Wednesday, October 10, 2007
Welcome to Dystopia
Every day the newspapers seem to tell us the world is a gloomy place. That post-milennial gloom is in the air. My theory is that people feel the future happening all around them and it's dizzying. We still remember the ways things were in the gentler era (you remember: the good old days when all you had to worry about was nuclear holocaust happening any milisecond?). But the 70s and 80s were a radically different, and quieter, time. Everyone wasn't hyperconnected. You could only watch movies at the theater (remember the lines in 1977?) or on ABC's Sunday Night Special.
We're living in the future. Fair enough, but what has the culture been telling us the future would be? Seems to me, the culture has been pretty clear. "Welcome to Dystoipia!"
Remember the Morlocks? The Time Machine was written by H.G. Wells in 1895, and he anticiapted a future where class warfare had gone genetic by nature.

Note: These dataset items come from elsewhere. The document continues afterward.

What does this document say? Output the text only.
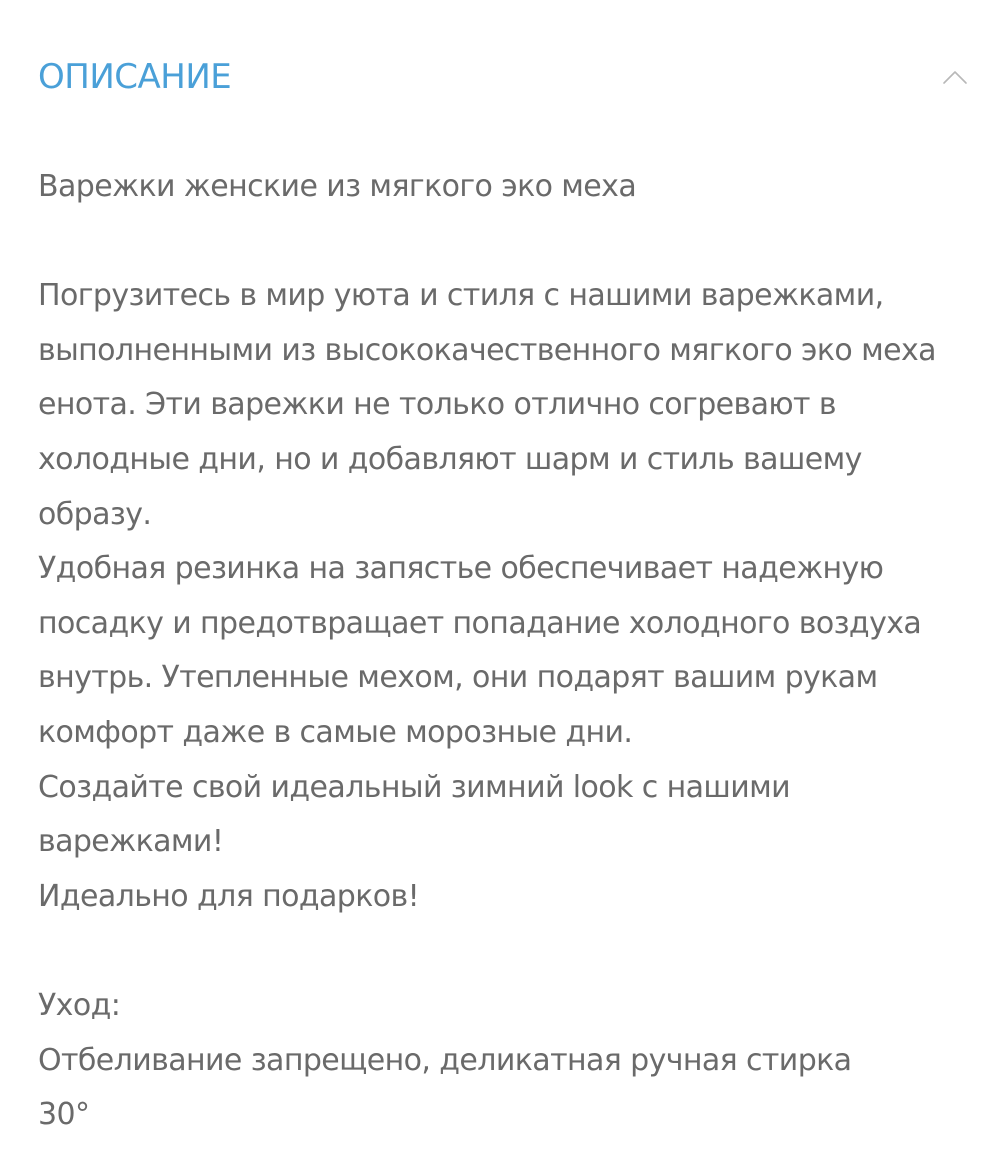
ОПИСАНИЕ

Варежки женские из мягкого эко меха

Погрузитесь в мир уюта и стиля с нашими варежками,

выполненными из высококачественного мягкого эко меха

енота. Эти варежки не только отлично согревают в

холодные дни, но и добавляют шарм и стиль вашему

образу.

Удобная резинка на запястье обеспечивает надежную

посадку и предотвращает попадание холодного воздуха

внутрь. Утепленные мехом, они подарят вашим рукам

комфорт даже в самые морозные дни.

Создайте свой идеальный зимний look с нашими

варежками!

Идеально для подарков!

Уход:

Отбеливание запрещено, деликатная ручная стирка

30°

Aldous Huxley imagined the class division would go genetic thanks to artificial intervention in Brave New World. Well, come to think of it, "I don't want to be a Beta." Clockwork Orange by Anthony Burgess shows a pretty nasty, empty life for the Cheloveks. And most famously, George Orwell's vision may be the bleakest in 1984, with doublespeak and big brother.
How does that square with our reality, which is reflected by absolute and constant improvement in incomes? I'll return to this question frequently in this blog, and would enjoy your thoughts. I am haunted by the human tendency to pretend things are bad when they are not, mainly because the pretense is an intellectual laziness that turns to the ever-larger central state for solutions. An ever larger state? ... Welcome to Dystopia.